Several parents in my book club are reading "Failing our Brightest Kids: The Global Challenge of Educating High-Ability Students" by Finn and Wright. It has been a real eye opener. Here are a couple of excerpts that should sound the alarm bells for every one of us in this district:
"Effective differentiation is tough to pull off in a truly heterogeneous class that contains girls and boys with diverse needs and varied learning speeds. It's akin to presenting a physician with two dozen patients who manifest different symptoms, differing degrees of illness, and, upon examination, many different ailments. It's unlikely that any one doctor can do a great job with all of them, especially when strapped for time and resources. He's apt to engage in a form of triage, focusing mainly on those he can readily help and giving less attention to the mildly ill. The sickest may be sent to the hospital and others referred to appropriate specialists."

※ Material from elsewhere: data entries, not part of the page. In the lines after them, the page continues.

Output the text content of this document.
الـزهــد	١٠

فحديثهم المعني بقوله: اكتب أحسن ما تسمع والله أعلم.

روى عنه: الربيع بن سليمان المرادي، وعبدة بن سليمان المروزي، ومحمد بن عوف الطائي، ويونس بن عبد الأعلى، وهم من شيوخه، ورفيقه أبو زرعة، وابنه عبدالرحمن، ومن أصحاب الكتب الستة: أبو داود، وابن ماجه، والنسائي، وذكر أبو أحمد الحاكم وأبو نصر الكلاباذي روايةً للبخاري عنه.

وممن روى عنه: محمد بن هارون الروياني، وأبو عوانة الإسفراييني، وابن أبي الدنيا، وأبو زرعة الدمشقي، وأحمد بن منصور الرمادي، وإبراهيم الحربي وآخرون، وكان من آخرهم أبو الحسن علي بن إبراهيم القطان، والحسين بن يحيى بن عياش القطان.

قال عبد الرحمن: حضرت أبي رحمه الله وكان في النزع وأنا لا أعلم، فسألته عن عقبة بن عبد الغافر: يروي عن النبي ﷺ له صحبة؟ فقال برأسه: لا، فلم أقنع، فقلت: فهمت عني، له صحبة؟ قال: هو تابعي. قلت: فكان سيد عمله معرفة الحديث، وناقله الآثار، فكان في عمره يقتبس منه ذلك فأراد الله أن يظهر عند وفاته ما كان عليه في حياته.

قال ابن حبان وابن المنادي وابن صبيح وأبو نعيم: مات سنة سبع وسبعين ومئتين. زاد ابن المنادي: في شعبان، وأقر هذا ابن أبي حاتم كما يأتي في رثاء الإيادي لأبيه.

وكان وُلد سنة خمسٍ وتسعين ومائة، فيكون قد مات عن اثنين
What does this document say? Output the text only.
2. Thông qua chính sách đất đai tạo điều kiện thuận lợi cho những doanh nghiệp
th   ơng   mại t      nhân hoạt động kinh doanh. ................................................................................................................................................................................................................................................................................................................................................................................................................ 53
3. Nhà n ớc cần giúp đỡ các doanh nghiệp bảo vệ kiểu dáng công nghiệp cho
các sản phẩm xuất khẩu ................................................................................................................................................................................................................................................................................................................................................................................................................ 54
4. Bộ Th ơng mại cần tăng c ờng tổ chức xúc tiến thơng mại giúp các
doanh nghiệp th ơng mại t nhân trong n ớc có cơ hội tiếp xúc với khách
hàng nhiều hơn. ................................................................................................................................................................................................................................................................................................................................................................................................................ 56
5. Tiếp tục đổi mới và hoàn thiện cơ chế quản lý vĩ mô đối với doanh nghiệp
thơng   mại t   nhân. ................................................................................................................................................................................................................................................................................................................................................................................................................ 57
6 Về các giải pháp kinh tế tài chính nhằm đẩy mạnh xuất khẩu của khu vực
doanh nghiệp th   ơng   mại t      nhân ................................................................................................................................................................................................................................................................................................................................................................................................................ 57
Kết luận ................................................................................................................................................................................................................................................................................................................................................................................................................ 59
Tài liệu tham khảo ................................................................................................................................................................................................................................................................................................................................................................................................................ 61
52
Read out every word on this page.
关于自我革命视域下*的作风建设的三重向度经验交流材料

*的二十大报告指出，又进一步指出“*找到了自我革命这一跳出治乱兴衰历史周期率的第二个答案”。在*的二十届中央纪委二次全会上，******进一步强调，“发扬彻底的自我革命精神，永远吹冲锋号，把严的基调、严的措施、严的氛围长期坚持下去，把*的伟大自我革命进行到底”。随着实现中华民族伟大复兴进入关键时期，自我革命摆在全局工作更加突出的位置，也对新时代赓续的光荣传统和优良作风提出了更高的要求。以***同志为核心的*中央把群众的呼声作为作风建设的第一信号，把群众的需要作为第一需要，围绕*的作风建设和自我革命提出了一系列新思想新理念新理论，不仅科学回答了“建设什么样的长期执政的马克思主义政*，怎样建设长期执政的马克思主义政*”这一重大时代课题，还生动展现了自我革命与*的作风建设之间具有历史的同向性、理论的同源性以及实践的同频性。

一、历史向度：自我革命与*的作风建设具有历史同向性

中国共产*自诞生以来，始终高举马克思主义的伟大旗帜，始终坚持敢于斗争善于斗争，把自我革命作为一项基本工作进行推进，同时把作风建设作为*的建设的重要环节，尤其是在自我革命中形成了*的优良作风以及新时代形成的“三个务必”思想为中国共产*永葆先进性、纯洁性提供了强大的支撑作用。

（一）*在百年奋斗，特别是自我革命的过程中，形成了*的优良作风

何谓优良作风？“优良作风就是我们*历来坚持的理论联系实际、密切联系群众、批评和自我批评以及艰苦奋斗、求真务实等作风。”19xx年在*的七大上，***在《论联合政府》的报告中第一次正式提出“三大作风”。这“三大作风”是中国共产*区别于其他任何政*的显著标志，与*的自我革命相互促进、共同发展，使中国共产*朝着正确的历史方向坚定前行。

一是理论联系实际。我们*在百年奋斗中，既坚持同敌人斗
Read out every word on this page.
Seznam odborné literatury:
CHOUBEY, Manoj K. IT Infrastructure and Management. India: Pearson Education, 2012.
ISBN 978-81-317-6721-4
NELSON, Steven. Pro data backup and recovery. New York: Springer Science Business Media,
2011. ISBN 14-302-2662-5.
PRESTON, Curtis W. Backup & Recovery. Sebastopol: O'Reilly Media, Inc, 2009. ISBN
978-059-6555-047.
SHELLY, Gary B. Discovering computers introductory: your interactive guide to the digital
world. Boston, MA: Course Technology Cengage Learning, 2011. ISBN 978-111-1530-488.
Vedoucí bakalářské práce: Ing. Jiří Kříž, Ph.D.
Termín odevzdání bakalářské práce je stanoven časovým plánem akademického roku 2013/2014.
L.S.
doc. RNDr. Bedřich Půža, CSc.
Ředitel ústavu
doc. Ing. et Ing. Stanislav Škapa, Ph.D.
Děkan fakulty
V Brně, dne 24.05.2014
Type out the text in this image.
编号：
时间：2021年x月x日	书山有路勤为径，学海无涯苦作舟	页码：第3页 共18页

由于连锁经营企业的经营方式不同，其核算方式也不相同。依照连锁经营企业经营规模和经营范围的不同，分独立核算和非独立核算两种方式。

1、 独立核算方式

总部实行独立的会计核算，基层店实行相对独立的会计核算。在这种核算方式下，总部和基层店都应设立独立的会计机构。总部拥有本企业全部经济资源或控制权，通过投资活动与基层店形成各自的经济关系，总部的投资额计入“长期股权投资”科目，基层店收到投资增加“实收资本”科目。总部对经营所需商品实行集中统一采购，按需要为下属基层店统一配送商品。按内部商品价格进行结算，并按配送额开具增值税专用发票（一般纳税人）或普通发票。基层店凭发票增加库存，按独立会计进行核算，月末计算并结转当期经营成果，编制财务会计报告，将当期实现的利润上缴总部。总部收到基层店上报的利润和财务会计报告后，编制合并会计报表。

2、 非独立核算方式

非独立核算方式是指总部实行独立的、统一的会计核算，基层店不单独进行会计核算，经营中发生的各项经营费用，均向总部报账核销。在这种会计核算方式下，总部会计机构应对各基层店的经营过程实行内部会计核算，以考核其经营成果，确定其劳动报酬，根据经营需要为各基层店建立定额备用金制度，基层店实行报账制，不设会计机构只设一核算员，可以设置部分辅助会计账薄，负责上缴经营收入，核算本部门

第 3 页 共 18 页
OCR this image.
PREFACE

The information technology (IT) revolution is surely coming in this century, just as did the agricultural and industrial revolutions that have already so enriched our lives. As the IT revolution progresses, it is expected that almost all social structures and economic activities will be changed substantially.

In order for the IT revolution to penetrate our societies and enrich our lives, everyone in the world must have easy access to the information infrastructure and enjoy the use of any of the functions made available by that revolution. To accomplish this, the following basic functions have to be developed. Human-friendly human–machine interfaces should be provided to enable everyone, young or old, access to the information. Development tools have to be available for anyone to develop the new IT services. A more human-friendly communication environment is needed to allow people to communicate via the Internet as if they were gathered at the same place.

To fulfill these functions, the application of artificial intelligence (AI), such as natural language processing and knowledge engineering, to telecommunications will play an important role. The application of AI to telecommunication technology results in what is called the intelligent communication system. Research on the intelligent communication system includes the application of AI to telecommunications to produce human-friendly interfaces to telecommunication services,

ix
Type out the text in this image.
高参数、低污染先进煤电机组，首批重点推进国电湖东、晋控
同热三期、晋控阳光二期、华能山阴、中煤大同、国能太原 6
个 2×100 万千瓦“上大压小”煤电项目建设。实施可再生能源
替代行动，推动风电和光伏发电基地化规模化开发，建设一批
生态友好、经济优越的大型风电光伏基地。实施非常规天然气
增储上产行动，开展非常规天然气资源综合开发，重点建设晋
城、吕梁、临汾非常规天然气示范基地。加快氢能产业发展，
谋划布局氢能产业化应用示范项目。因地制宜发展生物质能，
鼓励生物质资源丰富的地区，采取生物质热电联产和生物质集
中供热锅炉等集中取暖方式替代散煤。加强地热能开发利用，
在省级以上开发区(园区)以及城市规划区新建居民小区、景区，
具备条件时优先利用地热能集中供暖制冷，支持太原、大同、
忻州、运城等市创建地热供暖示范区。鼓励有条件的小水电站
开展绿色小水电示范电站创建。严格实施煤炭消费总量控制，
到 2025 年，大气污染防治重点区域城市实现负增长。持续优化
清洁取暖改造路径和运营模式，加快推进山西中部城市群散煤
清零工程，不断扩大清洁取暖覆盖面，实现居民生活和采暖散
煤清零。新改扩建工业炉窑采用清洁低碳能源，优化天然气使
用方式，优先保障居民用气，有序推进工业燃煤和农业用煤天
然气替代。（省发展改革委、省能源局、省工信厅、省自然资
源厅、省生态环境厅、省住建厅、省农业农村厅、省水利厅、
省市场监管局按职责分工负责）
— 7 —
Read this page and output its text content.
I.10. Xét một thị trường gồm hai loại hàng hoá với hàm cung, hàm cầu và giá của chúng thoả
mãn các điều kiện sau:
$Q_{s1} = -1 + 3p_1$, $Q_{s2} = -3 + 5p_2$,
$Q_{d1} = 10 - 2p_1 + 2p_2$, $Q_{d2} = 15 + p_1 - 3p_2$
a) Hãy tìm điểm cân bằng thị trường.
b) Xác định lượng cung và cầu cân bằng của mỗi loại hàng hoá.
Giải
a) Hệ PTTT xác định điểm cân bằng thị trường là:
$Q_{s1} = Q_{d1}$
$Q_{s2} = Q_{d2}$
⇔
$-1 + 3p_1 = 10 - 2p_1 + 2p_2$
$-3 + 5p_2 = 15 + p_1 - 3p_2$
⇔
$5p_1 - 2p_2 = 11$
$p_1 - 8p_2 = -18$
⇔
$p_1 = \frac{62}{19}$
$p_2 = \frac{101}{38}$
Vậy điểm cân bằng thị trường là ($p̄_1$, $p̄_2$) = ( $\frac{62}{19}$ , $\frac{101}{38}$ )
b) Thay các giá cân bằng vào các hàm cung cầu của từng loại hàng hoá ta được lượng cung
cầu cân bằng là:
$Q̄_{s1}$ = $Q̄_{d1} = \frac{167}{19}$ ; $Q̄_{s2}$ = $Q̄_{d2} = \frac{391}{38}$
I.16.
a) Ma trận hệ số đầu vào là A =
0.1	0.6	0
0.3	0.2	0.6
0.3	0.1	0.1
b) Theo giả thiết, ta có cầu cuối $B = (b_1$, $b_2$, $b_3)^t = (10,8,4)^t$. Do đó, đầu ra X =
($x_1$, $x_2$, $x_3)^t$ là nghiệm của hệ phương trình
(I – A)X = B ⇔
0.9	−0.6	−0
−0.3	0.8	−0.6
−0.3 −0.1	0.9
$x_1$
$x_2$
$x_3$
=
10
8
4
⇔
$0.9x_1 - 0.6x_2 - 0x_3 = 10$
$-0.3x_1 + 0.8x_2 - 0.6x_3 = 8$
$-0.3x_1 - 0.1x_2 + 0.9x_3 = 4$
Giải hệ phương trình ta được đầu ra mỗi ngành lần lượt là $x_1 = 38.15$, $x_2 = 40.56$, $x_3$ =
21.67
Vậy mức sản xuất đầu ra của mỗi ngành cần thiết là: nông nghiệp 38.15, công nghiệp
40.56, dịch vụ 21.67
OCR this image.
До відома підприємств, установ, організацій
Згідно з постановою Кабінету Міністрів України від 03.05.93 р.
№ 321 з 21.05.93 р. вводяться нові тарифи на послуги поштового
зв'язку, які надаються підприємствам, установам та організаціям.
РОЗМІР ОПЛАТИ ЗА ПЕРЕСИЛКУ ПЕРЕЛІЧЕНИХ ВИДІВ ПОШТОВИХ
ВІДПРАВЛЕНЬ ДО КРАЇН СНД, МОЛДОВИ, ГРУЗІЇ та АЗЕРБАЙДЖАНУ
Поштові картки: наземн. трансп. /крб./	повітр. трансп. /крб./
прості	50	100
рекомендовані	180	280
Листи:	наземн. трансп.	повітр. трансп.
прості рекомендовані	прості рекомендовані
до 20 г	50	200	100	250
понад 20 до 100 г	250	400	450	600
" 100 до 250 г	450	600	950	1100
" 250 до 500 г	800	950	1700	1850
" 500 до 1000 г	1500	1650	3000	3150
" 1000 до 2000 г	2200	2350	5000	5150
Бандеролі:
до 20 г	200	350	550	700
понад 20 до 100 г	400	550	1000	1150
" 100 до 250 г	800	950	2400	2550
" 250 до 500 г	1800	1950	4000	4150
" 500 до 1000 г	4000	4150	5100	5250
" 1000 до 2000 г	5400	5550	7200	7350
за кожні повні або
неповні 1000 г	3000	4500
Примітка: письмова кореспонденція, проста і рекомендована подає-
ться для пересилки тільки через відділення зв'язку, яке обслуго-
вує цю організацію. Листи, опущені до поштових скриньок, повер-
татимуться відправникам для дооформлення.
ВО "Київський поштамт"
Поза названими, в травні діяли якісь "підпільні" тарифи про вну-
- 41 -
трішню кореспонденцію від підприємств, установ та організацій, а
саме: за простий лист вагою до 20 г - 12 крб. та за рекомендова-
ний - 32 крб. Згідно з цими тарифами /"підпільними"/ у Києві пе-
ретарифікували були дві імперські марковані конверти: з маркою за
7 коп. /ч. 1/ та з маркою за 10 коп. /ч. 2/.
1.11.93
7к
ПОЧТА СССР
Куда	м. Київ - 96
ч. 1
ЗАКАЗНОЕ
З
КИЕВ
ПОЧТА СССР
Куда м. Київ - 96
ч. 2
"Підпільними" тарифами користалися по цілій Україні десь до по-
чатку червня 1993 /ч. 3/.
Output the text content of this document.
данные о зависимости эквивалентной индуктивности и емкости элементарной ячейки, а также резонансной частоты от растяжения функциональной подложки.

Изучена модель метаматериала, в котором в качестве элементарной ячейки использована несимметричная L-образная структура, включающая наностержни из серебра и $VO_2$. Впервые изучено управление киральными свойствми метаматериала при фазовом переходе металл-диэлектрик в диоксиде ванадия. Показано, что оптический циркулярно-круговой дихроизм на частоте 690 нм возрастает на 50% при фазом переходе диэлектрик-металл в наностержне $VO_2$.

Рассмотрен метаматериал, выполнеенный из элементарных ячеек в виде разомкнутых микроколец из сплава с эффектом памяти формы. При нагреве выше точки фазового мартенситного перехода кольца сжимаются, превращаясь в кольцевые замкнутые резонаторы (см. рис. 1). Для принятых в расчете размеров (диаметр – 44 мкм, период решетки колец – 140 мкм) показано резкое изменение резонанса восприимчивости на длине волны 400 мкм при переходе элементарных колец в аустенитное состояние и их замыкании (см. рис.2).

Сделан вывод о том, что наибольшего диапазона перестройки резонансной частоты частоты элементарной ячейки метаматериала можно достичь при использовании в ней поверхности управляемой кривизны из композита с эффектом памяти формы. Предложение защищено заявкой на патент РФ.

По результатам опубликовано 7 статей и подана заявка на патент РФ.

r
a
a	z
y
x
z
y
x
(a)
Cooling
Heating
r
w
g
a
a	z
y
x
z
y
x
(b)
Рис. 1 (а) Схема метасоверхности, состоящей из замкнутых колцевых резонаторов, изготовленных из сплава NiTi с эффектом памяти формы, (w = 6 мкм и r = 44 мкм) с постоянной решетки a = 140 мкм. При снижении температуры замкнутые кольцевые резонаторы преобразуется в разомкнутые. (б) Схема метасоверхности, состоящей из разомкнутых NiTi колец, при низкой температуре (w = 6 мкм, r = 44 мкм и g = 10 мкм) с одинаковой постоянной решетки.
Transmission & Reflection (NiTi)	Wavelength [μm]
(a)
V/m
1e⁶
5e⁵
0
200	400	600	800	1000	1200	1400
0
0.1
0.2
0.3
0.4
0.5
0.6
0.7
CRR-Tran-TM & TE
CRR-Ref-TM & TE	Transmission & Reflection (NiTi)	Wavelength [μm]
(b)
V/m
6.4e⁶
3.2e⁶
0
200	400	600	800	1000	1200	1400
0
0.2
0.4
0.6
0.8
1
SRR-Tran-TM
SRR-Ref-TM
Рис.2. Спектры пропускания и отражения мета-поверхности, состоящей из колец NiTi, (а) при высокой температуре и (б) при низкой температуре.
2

"Differentiation specialist Holly Hertberg-Davis wrote in 2009: "It does not seem that we are yet at a place where differentiation within the regular classroom is a particularly effective method of challenging our most able learners." More recently, gifted education specialist James R. Delisle wrote in Education Week that "although fine in theory, differentiation in practice is harder to implement in a heterogeneous classroom than it is to juggle with one arm tied behind your back. . . . Differentiation," he declares, "is a cheap way for school districts to pay lip service to those who demand that each child be educated to his or her fullest potential."
This is what our district is offering to our kids. This started with Schuster and Schneider is now continuing full speed under Don White. My kids have been sitting in classrooms for the past three years daydreaming while teachers are trying their hardest to do the impossible. Meanwhile, we are supposed to get our checkbooks ready to cover a possible higher tax bill for a new HMS? Unless we speak up about these issues, we will continue to get what we deserve."